Forse Cechov sarebbe rimasto inorridito da questa versione del suo primo vero esordio sulla scena, ma non meno entusiasta di come il suo dramma di debutto possa ancora offrire una esuberanza così vitale di ispirazione.

Filippo Dini, nella sua direzione di questo “Ivanov”, non intacca l’impietoso ritratto cechoviano di un uomo assediato dalla noia, dall’insoddisfazione cronica, dall’inettitudine nei rapporti sociali e umani, in breve dal suo male di vivere, ma fa tracimare quelle trame sottili e impalpabili che compongono un’architettura di stravaganti soggetti e divagazioni stranianti, quasi rivoltando l’opera nel suo doppio farsesco.
Anton Cechov aveva già inserito in questa sua prima opera tutti gli elementi e i temi che verranno poi svolti nei sui testi maggiori: l’uso espressivo degli intervalli e delle pause, le linee di pensiero multiple, la maniacalità psicanalitica nel precisare ogni dettaglio, la minuzia della resa realistica…

In questa co-produzione tra Fondazione Teatro Due di Parma e Stabile di Genova si esaltano le pieghe tragicomiche di una drammaturgia dipinta come un affresco di angosce senza scampo, di noia e depressione, invertendo la polarità dell’introspezione psicologica in una sublimazione di comicità estrosa e humour grottesco.

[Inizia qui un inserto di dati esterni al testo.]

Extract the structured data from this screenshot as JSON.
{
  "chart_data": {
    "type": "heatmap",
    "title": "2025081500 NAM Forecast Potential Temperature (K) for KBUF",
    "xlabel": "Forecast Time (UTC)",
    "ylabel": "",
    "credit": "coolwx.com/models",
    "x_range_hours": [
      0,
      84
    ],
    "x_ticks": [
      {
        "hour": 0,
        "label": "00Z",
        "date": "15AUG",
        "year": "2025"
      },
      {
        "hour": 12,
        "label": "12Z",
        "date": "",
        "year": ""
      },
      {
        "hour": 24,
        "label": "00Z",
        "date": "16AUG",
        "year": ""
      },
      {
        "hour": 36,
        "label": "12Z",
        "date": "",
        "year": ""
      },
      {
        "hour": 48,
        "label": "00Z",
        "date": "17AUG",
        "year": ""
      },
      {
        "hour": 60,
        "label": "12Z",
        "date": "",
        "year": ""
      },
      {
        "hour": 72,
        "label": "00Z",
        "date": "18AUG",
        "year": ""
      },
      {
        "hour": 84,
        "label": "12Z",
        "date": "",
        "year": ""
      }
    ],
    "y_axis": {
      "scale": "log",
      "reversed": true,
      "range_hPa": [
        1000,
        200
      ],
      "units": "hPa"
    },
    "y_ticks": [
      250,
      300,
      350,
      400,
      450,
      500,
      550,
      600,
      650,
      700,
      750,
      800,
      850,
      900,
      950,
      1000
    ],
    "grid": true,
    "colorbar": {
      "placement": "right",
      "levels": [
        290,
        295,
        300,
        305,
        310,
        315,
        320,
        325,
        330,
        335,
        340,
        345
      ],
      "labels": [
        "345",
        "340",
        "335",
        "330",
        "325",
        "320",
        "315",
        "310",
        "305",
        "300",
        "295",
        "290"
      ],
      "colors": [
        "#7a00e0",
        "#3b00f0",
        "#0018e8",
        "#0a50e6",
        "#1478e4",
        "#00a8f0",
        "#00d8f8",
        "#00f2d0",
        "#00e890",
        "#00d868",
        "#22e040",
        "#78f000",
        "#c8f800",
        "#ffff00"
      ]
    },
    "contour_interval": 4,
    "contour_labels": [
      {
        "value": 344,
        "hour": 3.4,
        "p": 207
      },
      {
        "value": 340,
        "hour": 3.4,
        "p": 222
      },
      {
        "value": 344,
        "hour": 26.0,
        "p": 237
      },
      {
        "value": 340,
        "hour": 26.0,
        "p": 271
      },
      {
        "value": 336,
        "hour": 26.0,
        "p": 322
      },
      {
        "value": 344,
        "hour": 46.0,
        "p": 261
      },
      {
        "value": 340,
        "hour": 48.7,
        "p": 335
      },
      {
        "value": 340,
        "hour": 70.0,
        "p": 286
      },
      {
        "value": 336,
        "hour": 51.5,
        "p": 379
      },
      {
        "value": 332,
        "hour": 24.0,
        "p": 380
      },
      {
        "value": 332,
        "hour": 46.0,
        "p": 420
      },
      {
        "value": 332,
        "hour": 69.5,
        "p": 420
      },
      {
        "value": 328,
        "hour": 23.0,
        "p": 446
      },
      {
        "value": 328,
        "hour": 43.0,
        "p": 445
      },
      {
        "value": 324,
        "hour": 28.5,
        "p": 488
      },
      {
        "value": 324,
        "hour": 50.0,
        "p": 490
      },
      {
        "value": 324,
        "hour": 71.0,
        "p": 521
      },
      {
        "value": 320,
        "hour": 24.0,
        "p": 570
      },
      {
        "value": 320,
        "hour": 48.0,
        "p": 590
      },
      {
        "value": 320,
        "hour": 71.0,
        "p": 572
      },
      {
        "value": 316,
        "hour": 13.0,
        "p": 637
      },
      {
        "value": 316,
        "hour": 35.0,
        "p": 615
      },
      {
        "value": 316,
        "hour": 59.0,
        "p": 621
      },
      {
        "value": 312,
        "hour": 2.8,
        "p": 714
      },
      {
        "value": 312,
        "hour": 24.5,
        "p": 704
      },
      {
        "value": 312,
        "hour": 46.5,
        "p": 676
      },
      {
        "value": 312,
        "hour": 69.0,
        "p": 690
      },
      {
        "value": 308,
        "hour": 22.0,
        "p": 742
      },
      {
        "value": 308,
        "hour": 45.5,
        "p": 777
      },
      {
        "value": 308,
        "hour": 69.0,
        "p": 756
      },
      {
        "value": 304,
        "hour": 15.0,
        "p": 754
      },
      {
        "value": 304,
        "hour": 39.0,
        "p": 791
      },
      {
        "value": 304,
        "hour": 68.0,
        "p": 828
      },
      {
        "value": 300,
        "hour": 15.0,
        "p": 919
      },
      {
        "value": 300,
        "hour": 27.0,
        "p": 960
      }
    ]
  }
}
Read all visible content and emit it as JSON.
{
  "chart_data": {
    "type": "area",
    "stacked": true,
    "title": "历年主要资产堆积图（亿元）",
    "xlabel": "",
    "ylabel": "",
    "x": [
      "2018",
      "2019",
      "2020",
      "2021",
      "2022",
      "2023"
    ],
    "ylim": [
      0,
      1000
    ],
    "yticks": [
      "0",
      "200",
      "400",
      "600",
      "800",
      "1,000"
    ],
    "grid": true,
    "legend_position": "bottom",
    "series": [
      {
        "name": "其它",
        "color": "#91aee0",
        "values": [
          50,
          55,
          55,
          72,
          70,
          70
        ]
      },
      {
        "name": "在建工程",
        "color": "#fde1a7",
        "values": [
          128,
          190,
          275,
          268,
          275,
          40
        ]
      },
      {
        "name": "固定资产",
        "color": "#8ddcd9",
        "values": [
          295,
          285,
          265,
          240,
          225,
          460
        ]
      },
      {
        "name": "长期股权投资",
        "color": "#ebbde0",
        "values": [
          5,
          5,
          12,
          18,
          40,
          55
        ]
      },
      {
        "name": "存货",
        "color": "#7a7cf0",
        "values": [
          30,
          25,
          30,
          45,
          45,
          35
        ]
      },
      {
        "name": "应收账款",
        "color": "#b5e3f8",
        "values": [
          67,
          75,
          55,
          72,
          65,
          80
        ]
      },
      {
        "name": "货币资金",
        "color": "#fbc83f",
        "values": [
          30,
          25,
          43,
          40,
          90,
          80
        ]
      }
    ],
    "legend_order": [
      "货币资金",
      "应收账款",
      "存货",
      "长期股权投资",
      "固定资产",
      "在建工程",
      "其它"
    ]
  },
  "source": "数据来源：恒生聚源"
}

Nicolaj Ivanov, interpretato dallo stesso Filippo Dini, è un uomo “superfluo”, alle prese con il vuoto che lo circonda. Le sue aspirazioni intellettuali, unite al senso d’impotenza, fanno di lui un eroe negativo, incapace d’affrontare la crisi. Sua moglie Anna si ammala ed è vicina a morire, eppure lui l’abbandona e si disinteressa anche del rimettere in sesto l’amministrazione della sua proprietà.
Saša, giovane figlia di proprietari che vivono nel circondario, ama Ivanov, e dopo la morte di Anna tutto è pronto per nuove nozze. Ivanov però avverte la propria inadeguatezza di fronte a questo amore, che pur condivide, e sente il peso del sacrificio che la giovane donna sta per affrontare sposandolo.
Così all’ultimo momento sfuggirà al nuovo impegno sparandosi un colpo di pistola.

Intorno a questi personaggi si muove un’umanità disillusa, priva di ideali e senza speranze nel futuro. L’unica loro attività consiste nel ritrovarsi a giocare a carte o organizzare tristi feste in cui si mangiano aringhe e cetrioli e si sparla di tutto e tutti. Neppure i personaggi positivi come Anna, Saša e il medico L’vov Evgenij Konstantìnovič si salvano da questo naufragio, e il bene che pensano di fare riesce ad essere ancor più negativo dell’indifferenza e del cinismo degli altri.
E’ un piccolo mondo senza speranza in cui gli uomini sono condannati a vivere, quello disegnato da Cechov, e dove neppure la decisione di Ivanov d’uccidersi assurge a dramma, ma si stempera nell’ultima, inutile, fuga dalle proprie responsabilità.

I protagonisti di Ivanov (photo: Michele Lamanna)
I protagonisti di Ivanov (photo: Michele Lamanna)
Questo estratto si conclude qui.